You can access the help text in the REPL (?exposure) or your editor.

exposure docstring:

   exposure(
       p::Anniversary,
       from::Date,
       to::Date,
       continued_exposure::Bool = false;
       study_start=typemin(from),
       study_end=typemax(from),
       left_partials::Bool=true,
       right_partials::Bool=true,
   )::Vector{NamedTuple{(:from, :to, :policy_timestep),Tuple{Date,Date,Union{Int,Nothing}}}}

Calcualte the exposure periods and returns an array of named tuples with fields:

  • from (a Date) is the start date of the exposure interval
  • to (a Date) is the end of the exposure interval
  • policy_step will either be an Int if an Anniversary or AnniversaryCalendar basis is used, otherwise will be nothing

If continued_exposure is true, then the final to date will continue through the end of the final exposure period.
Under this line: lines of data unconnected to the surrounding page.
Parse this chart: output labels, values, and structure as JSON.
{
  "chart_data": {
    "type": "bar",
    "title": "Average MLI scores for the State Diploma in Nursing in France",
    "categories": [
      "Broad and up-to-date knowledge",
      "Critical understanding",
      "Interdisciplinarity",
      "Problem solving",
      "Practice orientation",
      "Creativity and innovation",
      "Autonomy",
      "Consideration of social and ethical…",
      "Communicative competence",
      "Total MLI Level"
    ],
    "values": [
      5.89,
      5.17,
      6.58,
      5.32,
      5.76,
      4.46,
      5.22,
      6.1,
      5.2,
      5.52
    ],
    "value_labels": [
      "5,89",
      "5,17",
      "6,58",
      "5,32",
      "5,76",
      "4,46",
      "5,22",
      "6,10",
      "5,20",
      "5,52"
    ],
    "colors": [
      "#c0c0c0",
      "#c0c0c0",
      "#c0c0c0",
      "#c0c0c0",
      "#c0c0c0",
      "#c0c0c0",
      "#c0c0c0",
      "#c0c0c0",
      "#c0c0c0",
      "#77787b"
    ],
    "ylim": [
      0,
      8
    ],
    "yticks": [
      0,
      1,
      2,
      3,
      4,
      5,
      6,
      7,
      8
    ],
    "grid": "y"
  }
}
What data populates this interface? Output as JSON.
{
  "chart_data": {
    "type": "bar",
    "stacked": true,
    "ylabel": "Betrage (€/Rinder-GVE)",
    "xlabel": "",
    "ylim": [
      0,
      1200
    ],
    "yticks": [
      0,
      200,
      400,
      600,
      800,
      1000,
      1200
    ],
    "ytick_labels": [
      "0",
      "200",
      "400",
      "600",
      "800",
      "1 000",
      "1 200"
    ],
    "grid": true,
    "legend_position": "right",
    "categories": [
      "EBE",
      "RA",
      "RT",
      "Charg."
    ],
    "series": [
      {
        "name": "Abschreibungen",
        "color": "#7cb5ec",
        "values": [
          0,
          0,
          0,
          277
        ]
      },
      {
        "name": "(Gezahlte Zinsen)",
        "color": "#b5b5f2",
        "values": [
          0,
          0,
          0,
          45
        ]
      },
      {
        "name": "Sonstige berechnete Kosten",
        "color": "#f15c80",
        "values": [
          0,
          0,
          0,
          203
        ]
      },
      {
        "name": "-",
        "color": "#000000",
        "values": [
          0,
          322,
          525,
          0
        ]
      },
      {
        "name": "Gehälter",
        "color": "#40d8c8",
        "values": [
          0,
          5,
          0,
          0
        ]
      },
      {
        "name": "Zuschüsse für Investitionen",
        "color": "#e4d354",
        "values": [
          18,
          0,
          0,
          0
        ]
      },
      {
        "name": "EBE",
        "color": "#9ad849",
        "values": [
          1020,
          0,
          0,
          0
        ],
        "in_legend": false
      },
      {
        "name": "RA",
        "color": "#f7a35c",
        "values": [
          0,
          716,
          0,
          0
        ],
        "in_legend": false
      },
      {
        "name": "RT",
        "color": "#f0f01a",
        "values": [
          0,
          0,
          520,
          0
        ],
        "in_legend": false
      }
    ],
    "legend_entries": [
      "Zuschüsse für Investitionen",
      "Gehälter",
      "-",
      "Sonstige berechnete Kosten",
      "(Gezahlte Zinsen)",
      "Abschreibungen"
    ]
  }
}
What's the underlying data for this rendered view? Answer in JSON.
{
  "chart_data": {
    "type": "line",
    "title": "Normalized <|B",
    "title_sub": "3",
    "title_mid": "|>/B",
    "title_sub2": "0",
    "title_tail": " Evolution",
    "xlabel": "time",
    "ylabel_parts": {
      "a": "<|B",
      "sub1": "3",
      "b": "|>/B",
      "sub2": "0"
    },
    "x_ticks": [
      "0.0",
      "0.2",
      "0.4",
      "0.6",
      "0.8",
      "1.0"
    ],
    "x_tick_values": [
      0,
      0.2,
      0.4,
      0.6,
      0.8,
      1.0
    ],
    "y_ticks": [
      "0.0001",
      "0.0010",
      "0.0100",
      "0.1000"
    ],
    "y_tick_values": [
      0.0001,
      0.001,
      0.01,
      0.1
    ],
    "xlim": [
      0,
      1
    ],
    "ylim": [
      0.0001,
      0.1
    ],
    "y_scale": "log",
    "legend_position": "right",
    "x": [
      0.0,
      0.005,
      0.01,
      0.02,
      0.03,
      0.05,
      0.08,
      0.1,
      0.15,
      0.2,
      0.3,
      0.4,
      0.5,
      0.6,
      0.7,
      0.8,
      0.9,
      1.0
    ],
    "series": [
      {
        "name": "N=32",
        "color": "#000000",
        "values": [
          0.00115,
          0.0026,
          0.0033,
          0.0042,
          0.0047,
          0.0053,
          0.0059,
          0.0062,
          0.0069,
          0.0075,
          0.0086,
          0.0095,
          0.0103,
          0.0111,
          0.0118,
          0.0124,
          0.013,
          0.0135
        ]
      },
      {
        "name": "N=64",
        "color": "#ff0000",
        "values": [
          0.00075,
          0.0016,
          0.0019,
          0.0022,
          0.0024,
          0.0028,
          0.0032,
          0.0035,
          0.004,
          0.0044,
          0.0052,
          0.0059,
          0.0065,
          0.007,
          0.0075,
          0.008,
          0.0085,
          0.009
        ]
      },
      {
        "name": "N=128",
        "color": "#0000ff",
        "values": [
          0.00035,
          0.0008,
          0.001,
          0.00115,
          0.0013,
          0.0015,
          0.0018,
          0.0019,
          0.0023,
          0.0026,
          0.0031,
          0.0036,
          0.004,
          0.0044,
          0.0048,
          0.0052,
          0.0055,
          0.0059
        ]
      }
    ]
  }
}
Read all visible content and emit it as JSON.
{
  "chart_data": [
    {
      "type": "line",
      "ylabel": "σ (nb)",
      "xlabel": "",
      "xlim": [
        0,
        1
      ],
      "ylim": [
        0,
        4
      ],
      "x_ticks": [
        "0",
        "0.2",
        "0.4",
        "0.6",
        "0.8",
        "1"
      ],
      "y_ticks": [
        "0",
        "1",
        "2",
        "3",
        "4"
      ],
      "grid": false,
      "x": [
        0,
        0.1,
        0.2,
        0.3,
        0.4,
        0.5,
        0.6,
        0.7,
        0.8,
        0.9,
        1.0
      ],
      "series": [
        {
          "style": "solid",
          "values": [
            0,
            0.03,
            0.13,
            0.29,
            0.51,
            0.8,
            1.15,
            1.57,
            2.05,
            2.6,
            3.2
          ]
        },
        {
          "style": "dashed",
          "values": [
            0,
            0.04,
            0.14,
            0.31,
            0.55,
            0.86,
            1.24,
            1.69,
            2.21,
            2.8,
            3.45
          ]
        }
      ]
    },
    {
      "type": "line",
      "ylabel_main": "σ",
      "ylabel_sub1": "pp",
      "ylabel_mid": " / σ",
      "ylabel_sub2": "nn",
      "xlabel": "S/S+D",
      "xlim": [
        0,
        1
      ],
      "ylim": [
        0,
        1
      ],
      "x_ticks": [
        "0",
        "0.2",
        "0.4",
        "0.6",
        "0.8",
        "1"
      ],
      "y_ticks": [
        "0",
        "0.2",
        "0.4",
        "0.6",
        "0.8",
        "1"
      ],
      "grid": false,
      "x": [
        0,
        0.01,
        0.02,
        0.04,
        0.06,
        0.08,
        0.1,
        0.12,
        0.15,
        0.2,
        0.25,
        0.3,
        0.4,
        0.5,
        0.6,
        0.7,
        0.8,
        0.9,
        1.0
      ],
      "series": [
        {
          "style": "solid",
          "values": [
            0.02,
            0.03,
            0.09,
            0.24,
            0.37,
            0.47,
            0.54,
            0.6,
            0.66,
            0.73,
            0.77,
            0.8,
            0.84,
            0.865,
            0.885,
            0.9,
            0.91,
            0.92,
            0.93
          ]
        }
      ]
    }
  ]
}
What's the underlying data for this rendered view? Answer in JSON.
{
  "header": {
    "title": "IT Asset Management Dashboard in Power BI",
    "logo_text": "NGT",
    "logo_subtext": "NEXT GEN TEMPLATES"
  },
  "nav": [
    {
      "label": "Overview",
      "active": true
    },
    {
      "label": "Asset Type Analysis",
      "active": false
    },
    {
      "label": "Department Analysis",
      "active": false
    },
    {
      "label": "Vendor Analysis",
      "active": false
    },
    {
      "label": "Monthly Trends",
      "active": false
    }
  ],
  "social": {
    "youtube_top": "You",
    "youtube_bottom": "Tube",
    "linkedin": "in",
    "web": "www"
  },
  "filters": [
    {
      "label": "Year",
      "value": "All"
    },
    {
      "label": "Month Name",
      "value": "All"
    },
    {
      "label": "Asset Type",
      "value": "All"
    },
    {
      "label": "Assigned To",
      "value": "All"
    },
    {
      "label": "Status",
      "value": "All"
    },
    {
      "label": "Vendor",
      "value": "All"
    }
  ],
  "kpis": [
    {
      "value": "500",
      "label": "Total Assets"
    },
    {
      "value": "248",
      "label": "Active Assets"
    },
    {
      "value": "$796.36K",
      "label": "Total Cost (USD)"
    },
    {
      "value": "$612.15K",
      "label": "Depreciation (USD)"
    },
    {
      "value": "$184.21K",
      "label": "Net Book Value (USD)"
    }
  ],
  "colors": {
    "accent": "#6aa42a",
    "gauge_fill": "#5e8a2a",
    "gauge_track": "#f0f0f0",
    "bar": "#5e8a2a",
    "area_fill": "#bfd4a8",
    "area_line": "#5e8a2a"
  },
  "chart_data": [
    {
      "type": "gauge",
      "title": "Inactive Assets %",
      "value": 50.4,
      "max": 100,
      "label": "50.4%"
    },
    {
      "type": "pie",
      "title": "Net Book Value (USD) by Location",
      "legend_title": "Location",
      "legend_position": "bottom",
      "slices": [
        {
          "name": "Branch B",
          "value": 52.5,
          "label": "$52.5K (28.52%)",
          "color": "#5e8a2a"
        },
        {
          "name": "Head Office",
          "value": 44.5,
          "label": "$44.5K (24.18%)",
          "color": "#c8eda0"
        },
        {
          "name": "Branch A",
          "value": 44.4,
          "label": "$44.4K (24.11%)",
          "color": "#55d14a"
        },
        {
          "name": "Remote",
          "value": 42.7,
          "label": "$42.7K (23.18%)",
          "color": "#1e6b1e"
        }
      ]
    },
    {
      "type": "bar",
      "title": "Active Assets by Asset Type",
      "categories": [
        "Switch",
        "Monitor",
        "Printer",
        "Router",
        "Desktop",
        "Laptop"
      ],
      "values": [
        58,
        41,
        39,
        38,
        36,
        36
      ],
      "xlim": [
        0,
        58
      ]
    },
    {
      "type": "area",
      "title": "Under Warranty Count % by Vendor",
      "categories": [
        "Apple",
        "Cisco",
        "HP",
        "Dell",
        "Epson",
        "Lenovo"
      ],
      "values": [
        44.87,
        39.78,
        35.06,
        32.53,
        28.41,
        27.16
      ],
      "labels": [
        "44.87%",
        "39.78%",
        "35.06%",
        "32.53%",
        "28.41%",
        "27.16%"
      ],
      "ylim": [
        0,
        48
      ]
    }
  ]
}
This is useful if you want the decrement of interest is the cause of termination, because then you want a full exposure.

If left_partials or right_partials is set to false, then the exposure will not return partial exposure periods that overlap with the study_start and study_end respectively.

Example

julia> using ExperienceAnalysis,Dates
julia> exposure(
   ExperienceAnalysis.Anniversary(Year(1)), # basis
   Date(2020,5,10),                         # issue
   Date(2022, 6, 10);                       # termination
)
3-element Vector{NamedTuple{(:from, :to, :policy_timestep), Tuple{Date, Date, Int64}}}:
(from = Date("2020-05-10"), to = Date("2021-05-09"), policy_timestep = 1)
(from = Date("2021-05-10"), to = Date("2022-05-09"), policy_timestep = 2)
(from = Date("2022-05-10"), to = Date("2022-06-10"), policy_timestep = 3)